By  Matthieu, notre correspondant permanent in the BiB-city.
 
 
Si Versailles m'était conté...
Vendredi dernier, la Coopérative de Mai organisait un grand concert festif pour célébrer la sortie d'un livre retraçant un demi-siècle d'histoire du rock à Clermont-Ferrand. Le rock clermontois ? Mais au fait, quel rapport avec Jean-Louis Murat ?
 
50-ans-clermont.jpg
 
Grande fête au château...
 
     Avant d'en venir au livre lui-même, quelques mots sur ce rendez-vous du 22 novembre qui avait tout de la soirée de retrouvailles entre vieux copains. Sur la scène comme dans la salle, on pouvait naturellement apercevoir beaucoup de cheveux grisonnants, même si l'ambiance n'avait rien à voir avec celle d'une maison de retraite. Il n'y avait d'ailleurs pas que des anciens combattants à l'affiche : précédé et suivi de sets de DJs enchaînant les standards du rock, un concert réunissait sur la grande scène pionniers clermontois des années 60 et figures de la nouvelle génération apparue dans les années 00, pour un répertoire exclusivement composé de tubes de l'année 1963, censée marquer l'émergence du rock dans la ville.
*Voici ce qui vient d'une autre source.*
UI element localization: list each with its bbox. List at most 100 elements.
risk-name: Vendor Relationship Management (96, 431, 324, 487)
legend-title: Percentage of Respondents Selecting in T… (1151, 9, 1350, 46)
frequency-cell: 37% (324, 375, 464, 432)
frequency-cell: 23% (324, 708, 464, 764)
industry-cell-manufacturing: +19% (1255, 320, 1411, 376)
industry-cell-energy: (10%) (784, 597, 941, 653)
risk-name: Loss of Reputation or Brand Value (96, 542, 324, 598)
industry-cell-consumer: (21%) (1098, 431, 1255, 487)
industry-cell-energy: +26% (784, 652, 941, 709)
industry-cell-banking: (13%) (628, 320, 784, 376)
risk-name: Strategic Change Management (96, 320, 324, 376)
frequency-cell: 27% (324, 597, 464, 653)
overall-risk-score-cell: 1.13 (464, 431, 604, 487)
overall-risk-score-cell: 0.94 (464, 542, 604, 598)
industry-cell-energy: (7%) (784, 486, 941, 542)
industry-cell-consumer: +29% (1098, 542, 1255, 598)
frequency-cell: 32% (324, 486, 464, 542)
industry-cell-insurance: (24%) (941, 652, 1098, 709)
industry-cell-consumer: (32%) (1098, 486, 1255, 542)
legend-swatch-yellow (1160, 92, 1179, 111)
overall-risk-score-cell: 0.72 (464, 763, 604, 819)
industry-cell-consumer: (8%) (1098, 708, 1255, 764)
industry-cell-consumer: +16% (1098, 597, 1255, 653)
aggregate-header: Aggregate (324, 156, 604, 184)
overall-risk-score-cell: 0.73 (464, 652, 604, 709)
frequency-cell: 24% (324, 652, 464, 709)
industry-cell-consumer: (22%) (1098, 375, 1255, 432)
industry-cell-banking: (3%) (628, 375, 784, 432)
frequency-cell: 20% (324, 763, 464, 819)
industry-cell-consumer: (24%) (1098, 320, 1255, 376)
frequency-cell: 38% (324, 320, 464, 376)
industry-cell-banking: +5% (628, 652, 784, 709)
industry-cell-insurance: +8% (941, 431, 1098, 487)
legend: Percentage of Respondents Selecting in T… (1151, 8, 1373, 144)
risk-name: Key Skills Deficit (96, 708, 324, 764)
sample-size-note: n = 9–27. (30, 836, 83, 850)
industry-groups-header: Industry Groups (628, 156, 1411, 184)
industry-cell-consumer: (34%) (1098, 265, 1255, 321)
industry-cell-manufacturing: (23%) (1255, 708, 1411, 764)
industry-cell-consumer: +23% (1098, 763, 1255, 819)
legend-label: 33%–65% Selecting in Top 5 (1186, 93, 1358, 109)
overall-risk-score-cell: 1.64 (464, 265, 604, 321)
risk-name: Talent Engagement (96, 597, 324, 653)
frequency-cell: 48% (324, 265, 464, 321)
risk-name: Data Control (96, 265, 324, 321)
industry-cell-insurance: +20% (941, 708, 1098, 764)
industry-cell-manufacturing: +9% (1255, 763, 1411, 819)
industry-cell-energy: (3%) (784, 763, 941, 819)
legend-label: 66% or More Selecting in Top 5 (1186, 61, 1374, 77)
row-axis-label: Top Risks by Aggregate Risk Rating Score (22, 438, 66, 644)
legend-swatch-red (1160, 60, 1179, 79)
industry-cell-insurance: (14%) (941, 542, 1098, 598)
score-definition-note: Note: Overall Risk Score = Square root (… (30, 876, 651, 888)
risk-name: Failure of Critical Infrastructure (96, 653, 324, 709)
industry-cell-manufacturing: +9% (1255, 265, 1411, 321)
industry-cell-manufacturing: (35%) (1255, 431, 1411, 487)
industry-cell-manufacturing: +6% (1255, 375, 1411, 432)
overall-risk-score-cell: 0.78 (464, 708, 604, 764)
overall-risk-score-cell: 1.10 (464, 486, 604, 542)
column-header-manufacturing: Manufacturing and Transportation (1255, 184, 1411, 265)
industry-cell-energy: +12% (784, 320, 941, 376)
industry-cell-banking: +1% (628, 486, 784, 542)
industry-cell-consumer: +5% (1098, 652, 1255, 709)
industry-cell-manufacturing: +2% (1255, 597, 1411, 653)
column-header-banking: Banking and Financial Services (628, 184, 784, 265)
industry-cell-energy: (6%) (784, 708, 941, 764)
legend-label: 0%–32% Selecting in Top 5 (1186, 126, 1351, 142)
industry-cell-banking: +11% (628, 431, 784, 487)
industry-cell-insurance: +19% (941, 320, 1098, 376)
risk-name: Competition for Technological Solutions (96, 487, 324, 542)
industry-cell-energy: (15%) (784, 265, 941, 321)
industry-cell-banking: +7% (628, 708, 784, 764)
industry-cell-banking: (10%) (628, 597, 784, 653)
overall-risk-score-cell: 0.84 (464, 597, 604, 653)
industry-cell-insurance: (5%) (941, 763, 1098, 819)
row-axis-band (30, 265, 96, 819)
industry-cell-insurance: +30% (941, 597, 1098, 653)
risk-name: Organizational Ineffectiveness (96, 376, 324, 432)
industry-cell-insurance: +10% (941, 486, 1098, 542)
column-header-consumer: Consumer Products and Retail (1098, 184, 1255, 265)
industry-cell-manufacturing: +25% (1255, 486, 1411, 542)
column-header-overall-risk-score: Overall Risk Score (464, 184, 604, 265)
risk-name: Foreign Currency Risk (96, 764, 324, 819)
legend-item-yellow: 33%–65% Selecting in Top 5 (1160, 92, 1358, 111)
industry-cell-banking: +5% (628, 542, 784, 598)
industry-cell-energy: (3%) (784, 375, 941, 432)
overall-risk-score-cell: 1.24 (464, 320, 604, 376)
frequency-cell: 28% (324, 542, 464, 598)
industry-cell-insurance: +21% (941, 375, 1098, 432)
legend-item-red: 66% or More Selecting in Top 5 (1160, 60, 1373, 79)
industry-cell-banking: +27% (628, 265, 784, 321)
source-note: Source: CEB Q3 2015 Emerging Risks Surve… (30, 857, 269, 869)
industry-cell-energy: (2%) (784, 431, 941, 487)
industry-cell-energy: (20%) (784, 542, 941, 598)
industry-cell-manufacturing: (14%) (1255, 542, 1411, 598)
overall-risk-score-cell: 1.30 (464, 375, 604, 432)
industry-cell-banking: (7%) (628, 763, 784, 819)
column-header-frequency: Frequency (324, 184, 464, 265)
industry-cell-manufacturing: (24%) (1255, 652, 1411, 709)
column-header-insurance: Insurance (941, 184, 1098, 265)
La formation de base guitare-basse-batterie était constituée des Elderberries, rebaptisés pour l'occasion Big Clermonsters Orchestra.
     De toutes les prestations entendues ce vendredi, on retiendra notamment, du côté des anciens, celle d'un Géraud Bastar d'une totale coolitude, égratignant le public pour son manque de folie, avant de chanter Johnny Cash à la perfection, le jeu de jambes impressionnant de Vincent Rostan sur « Devil in Disguise » ou l'élégance naturelle de Daniel Larbaud en vieux rocker british et, parmi les plus jeunes, l'aisance vocale toujours séduisante de St-Augustine (qui s'est mis au français avec Pain Noir), notamment sur « Runaway » (l'original du  « Vanina » de Dave),  le tandem d'un soir formé par Suzy, la chanteuse des Wendy Darlings, et le grand Christophe Adam, cigarette à la main, pour une reprise d'Aretha Franklin, ou encore la prestation marquante de Lucie Mena, chanteuse de The Belfour, qui éclaboussa la scène de son sex-appeal, de son charisme et de son énergie. Le concert s'acheva en beauté par une reprise collective de « Louie, Louie » des Kinks.
     Pour les muratiens, on relèvera en passant la présence de Morgane Imbeaud (Charles et léo),  malheureusement beaucoup trop sage sur « Blue Velvet » et surtout celle de Jérôme Pietri (passions privées, cheyenne autumn), reprenant avec Didier Marty un titre signé à l'origine Willie Dixon, pour un duo guitare slide-saxophone flamboyant d'une dizaine de minutes. Pietri qui, en entrant sur scène, avoua son émotion : « Je suis ravi de jouer avec le fils de mon pote Denis, ça me fait drôle. » Le batteur des Elderberries est en effet Yann Clavaizolle, le fils de. Le plus illustre bluesman local en profita aussi pour dédier la chanson à « tous ceux qui ne sont plus là », en l'occurrence le bassiste des Géminis, son premier groupe, Buck, le légendaire leader des Real Cool Killers et Jean-François Alos, bassiste de Clara (Taormina lui est dédié ainsi qu'à Alexandra). Alos, évoqué lors du dernier Koloko, dont le nom (hélas, mal orthographié) apparaît à plusieurs reprises dans ce livre – qu'il est grand temps de présenter.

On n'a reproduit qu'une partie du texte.